Welcome to Day 9 of my Cloud Journey. I am building an AI Financial Agent. Today's goal was to authenticate with the GoCardless API to fetch bank transactions.

But reality hit hard: The API signup page is down. Instead of halting the project, I implemented a Mock Strategy.

Why Mock?
In a real-world Distributed System, dependencies fail all the time. If your Third-Party API goes down, your development shouldn't stop. By mocking the data, I can verify that my infrastructure works, even if the provider doesn't.

The Code Implementation
I modified my Lambda to include a toggle switch.

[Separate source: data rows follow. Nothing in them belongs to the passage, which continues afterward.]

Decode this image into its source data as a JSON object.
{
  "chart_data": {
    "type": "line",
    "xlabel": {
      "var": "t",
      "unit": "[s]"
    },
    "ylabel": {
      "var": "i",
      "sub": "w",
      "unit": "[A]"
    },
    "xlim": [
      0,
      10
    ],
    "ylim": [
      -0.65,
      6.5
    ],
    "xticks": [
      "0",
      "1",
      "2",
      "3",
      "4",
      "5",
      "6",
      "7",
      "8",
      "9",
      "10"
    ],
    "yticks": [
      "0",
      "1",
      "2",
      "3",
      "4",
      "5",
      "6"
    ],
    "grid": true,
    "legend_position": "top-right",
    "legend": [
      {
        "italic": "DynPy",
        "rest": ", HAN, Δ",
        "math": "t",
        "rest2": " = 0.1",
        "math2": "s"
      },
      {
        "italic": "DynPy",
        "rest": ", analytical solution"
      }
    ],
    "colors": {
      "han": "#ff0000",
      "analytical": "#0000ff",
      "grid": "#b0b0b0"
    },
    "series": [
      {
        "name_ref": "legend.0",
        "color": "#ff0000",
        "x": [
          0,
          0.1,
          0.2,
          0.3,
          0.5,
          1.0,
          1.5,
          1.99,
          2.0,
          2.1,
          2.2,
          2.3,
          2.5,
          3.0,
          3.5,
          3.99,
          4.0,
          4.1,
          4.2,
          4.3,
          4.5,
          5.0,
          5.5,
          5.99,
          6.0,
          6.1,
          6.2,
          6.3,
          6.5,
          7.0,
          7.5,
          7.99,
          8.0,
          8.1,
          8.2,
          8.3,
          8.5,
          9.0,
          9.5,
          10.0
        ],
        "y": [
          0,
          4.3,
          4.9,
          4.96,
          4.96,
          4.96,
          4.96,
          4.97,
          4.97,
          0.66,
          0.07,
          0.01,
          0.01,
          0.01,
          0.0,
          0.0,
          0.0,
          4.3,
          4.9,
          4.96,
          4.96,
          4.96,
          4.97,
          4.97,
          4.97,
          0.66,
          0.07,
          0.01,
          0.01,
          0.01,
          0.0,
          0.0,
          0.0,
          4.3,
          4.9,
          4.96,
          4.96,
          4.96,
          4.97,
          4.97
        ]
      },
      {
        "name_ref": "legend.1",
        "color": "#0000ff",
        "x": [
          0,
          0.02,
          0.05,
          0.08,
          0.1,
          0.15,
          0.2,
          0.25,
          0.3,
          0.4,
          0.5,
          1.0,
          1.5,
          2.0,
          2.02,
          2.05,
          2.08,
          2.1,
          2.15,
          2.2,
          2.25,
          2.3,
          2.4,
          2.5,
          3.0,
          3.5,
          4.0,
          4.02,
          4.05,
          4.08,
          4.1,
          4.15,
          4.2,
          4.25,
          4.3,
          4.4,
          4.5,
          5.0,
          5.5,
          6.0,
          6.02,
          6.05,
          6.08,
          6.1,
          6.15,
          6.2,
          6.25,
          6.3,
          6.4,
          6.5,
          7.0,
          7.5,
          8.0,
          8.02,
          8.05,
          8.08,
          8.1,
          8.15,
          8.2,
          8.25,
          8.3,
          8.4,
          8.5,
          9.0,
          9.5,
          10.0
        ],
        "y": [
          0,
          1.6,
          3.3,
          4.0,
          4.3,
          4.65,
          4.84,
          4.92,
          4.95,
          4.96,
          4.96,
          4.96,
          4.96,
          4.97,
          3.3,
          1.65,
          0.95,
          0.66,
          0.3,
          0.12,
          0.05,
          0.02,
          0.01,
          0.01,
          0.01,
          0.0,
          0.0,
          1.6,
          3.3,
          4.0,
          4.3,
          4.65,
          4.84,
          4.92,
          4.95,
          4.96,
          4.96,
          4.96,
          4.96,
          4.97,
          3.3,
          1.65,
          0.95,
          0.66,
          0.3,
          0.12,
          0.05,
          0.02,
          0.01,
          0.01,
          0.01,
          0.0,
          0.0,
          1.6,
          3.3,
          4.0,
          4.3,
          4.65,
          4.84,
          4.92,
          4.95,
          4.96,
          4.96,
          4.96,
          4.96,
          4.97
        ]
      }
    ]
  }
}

  1. The Configuration Flag

Python

Simple toggle at the top of my Lambda

MOCK_MODE = True

  1. The Mock Generator

Instead of hardcoding a string, I created a function that returns a Python dictionary matching the exact schema of the real API.

Python
def generate_mock_data():
"""Generates synthetic data matching GoCardless Schema"""
return {
"access_token": "mock_token_live_simulation",
"access_expiry": 86400,
"status": "active"
}

  1. The Logic Switch

In my lambda_handler, I added a bypass before the network request:

Python
if MOCK_MODE:
print("⚠️ NOTICE: Simulation Mode Active.")
# Simulate network latency for realism
time.sleep(1)
return {
'statusCode': 200,
'body': json.dumps(generate_mock_data())
}

The Outcome
My AWS CloudWatch logs show a successful "connection". Now I have a valid JSON object flowing through my system. Tomorrow, I can feed this data into DynamoDB as if it were real money.

Lesson: Never let an external blocker stop your internal progress.